Unless you’ve already gotten another job, leaving your current one in a tempestuous manner surely won’t help you in your quest to find a new job. Employers usually perform reference checks on candidates so If Steve applied for a job in a different company or decided to re-apply to the company where he quit, what do you think HR is going to say when inquired by the recruiter? That moment of “Wookie Rage” may condition your professional future for a long time. Diplomacy is mandatory.

This may be an extreme example of how not to end a job relationship. There are also grays.

Keeping your team on the loop

If you are transferring to another department  make sure your boss and teammates know beforehand about your intentions to leave (same rule applies when migrating to a different organization). Big companies have migrated to online recruiting platforms. Internal applications are now usually handled through the company’s portal or intranet which have automated notification services that inform the person’s direct supervisor when an employee is exploring new opportunities. And let me tell you, I (nor, I think, anyone) appreciates finding out that someone is leaving the team through an automated notification. Sadly, It happens a lot. People will find out you are planning to leave sooner or later. It’d rather be sooner.
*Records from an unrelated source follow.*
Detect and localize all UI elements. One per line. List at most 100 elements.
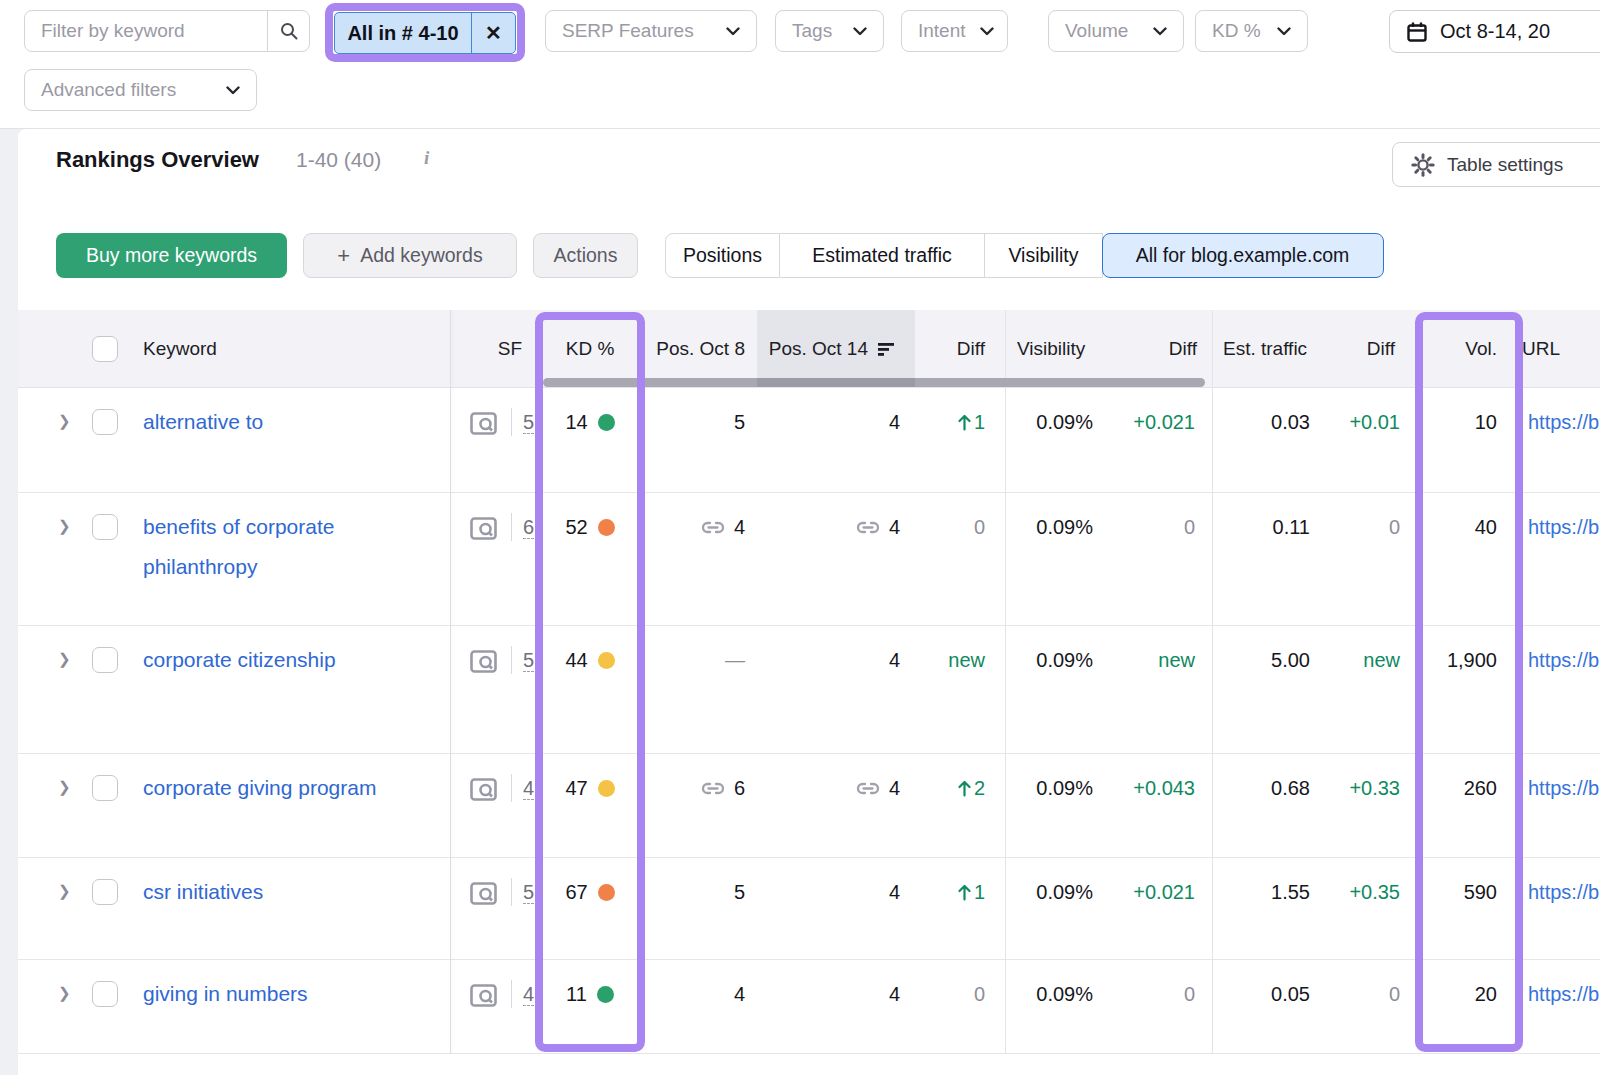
pos-oct8-value: 6	[701, 768, 745, 808]
url-link[interactable]: https://blog.example.com/	[1528, 872, 1600, 912]
keyword-link[interactable]: corporate giving program	[143, 768, 393, 808]
row-checkbox[interactable]	[92, 514, 118, 540]
row-checkbox[interactable]	[92, 647, 118, 673]
sf-count[interactable]: 5	[523, 872, 534, 904]
col-header-diff2[interactable]: Diff	[1169, 310, 1197, 388]
frozen-column-divider	[450, 310, 451, 1054]
tab-estimated-traffic[interactable]: Estimated traffic	[780, 233, 985, 278]
col-header-url[interactable]: URL	[1522, 310, 1560, 388]
col-header-keyword[interactable]: Keyword	[143, 310, 217, 388]
sf-count[interactable]: 4	[523, 768, 534, 800]
col-header-diff3[interactable]: Diff	[1367, 310, 1395, 388]
row-checkbox[interactable]	[92, 879, 118, 905]
tab-all-for-blog-example-com[interactable]: All for blog.example.com	[1102, 233, 1384, 278]
row-checkbox[interactable]	[92, 775, 118, 801]
serp-features-label: SERP Features	[562, 20, 694, 42]
chevron-down-icon	[1153, 27, 1167, 36]
expand-row-chevron-icon[interactable]: ❯	[58, 412, 71, 430]
col-header-est-traffic[interactable]: Est. traffic	[1223, 310, 1307, 388]
expand-row-chevron-icon[interactable]: ❯	[58, 650, 71, 668]
sf-count[interactable]: 5	[523, 402, 534, 434]
keyword-link[interactable]: alternative to	[143, 402, 393, 442]
table-settings-label: Table settings	[1447, 154, 1563, 176]
keyword-link[interactable]: benefits of corporate philanthropy	[143, 507, 393, 587]
tab-positions[interactable]: Positions	[665, 233, 780, 278]
position-filter-chip[interactable]: All in # 4-10 ✕	[334, 12, 516, 54]
close-icon: ✕	[485, 21, 502, 45]
pos-diff-value: new	[948, 640, 985, 680]
est-traffic-value: 5.00	[1271, 640, 1310, 680]
expand-row-chevron-icon[interactable]: ❯	[58, 984, 71, 1002]
buy-more-keywords-button[interactable]: Buy more keywords	[56, 233, 287, 278]
serp-features-cell[interactable]	[470, 412, 497, 439]
row-checkbox[interactable]	[92, 981, 118, 1007]
sf-count[interactable]: 4	[523, 974, 534, 1006]
url-link[interactable]: https://blog.example.com/	[1528, 507, 1600, 547]
actions-button[interactable]: Actions	[533, 233, 638, 278]
est-traffic-value: 1.55	[1271, 872, 1310, 912]
est-traffic-diff-value: 0	[1389, 974, 1400, 1014]
pos-oct14-value: 4	[889, 402, 900, 442]
keyword-filter-placeholder: Filter by keyword	[25, 20, 267, 42]
serp-features-cell[interactable]	[470, 778, 497, 805]
select-all-checkbox[interactable]	[92, 336, 118, 362]
sf-count[interactable]: 5	[523, 640, 534, 672]
tags-dropdown[interactable]: Tags	[775, 10, 884, 52]
chevron-down-icon	[226, 86, 240, 95]
est-traffic-value: 0.68	[1271, 768, 1310, 808]
serp-features-cell[interactable]	[470, 517, 497, 544]
pos-diff-value: 1	[958, 872, 985, 912]
col-header-pos-oct8[interactable]: Pos. Oct 8	[656, 310, 745, 388]
info-icon[interactable]: i	[424, 147, 429, 169]
sf-count[interactable]: 6	[523, 507, 534, 539]
url-link[interactable]: https://blog.example.com/	[1528, 402, 1600, 442]
expand-row-chevron-icon[interactable]: ❯	[58, 517, 71, 535]
date-range-picker[interactable]: Oct 8-14, 20	[1389, 10, 1600, 53]
est-traffic-diff-value: +0.35	[1349, 872, 1400, 912]
expand-row-chevron-icon[interactable]: ❯	[58, 778, 71, 796]
row-checkbox[interactable]	[92, 409, 118, 435]
visibility-value: 0.09%	[1036, 974, 1093, 1014]
visibility-diff-value: +0.043	[1133, 768, 1195, 808]
pos-oct8-value: 5	[734, 872, 745, 912]
chevron-down-icon	[980, 27, 994, 36]
sf-separator	[511, 878, 512, 906]
serp-features-icon	[470, 412, 497, 435]
url-link[interactable]: https://blog.example.com/	[1528, 768, 1600, 808]
kd-dropdown[interactable]: KD %	[1195, 10, 1308, 52]
col-header-visibility[interactable]: Visibility	[1017, 310, 1085, 388]
intent-dropdown[interactable]: Intent	[901, 10, 1008, 52]
visibility-diff-value: +0.021	[1133, 402, 1195, 442]
search-icon	[279, 21, 299, 41]
filter-chip-remove-button[interactable]: ✕	[471, 13, 515, 53]
pos-oct14-value: 4	[889, 640, 900, 680]
add-keywords-button[interactable]: + Add keywords	[303, 233, 517, 278]
serp-features-dropdown[interactable]: SERP Features	[545, 10, 757, 52]
col-header-diff1[interactable]: Diff	[957, 310, 985, 388]
est-traffic-diff-value: new	[1363, 640, 1400, 680]
col-header-sf[interactable]: SF	[498, 310, 522, 388]
col-header-pos-oct14[interactable]: Pos. Oct 14	[769, 310, 895, 388]
serp-features-cell[interactable]	[470, 882, 497, 909]
volume-dropdown[interactable]: Volume	[1048, 10, 1184, 52]
serp-features-cell[interactable]	[470, 984, 497, 1011]
url-link[interactable]: https://blog.example.com/	[1528, 640, 1600, 680]
tab-visibility[interactable]: Visibility	[985, 233, 1103, 278]
search-button[interactable]	[267, 11, 309, 51]
chevron-down-icon	[853, 27, 867, 36]
advanced-filters-dropdown[interactable]: Advanced filters	[24, 69, 257, 111]
serp-features-cell[interactable]	[470, 650, 497, 677]
results-range: 1-40 (40)	[296, 148, 381, 172]
table-settings-button[interactable]: Table settings	[1392, 142, 1600, 187]
table-row: ❯corporate giving program4476420.09%+0.0…	[18, 754, 1600, 858]
keyword-filter-input[interactable]: Filter by keyword	[24, 10, 310, 52]
keyword-link[interactable]: giving in numbers	[143, 974, 393, 1014]
visibility-value: 0.09%	[1036, 872, 1093, 912]
keyword-link[interactable]: corporate citizenship	[143, 640, 393, 680]
intent-label: Intent	[918, 20, 966, 42]
url-link[interactable]: https://blog.example.com/	[1528, 974, 1600, 1014]
expand-row-chevron-icon[interactable]: ❯	[58, 882, 71, 900]
visibility-value: 0.09%	[1036, 768, 1093, 808]
pos-diff-value: 0	[974, 974, 985, 1014]
keyword-link[interactable]: csr initiatives	[143, 872, 393, 912]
Letting your boss  know you are leaving does not mean that he or she will start looking for ways to fire you if you don’t get the job you are now applying for. On the contrary, it will give the company time to find someone to fill your spot and make an orderly transition. In the case you don’t get the job… well, they get to keep you for a bit longer.

What you get from it

Letting those around you know about your plans can bring a wealth of benefits for you. When I left my last job I made sure everyone knew -before I applied for the new one, even knowing that it wasn’t sure I would get it- my intentions and the reasons I was leaving. When I was finally given  confirmation that I was accepted in my new position, I got not one, but 2 farewell parties (with cakes and everything), more than 30 cards (including a Gift Card: thank you Nurse Jan!!!)  and the director of the program offered me her help, give references or advice if I ever run into problems or needed something in my new job. She didn’t have to do it, but she did it anyways. My former direct supervisor? We go sailing together every other week (or when our schedules permit).

The second possibility is that you could be tempted to stay either through a promotion or raise. If you don’t say anything about your departure, this will never happen.

Sneaking behind everyone’s back is bad work ethics, poor teamwork and a way to be remembered in an unfavorable light. This is specially important in today’s hyper-connected world.  Some people fear what his/her boss may say or do if they applied for another job so they choose to keep it under the carpet until the “right moment to say it“. Usually that right moment is often  known as too late. I’m sure there are a myriad of other possible reasons why people don’t notify their superiors or co-workers but I sincerely don’t know them. If you do, I’d love to know.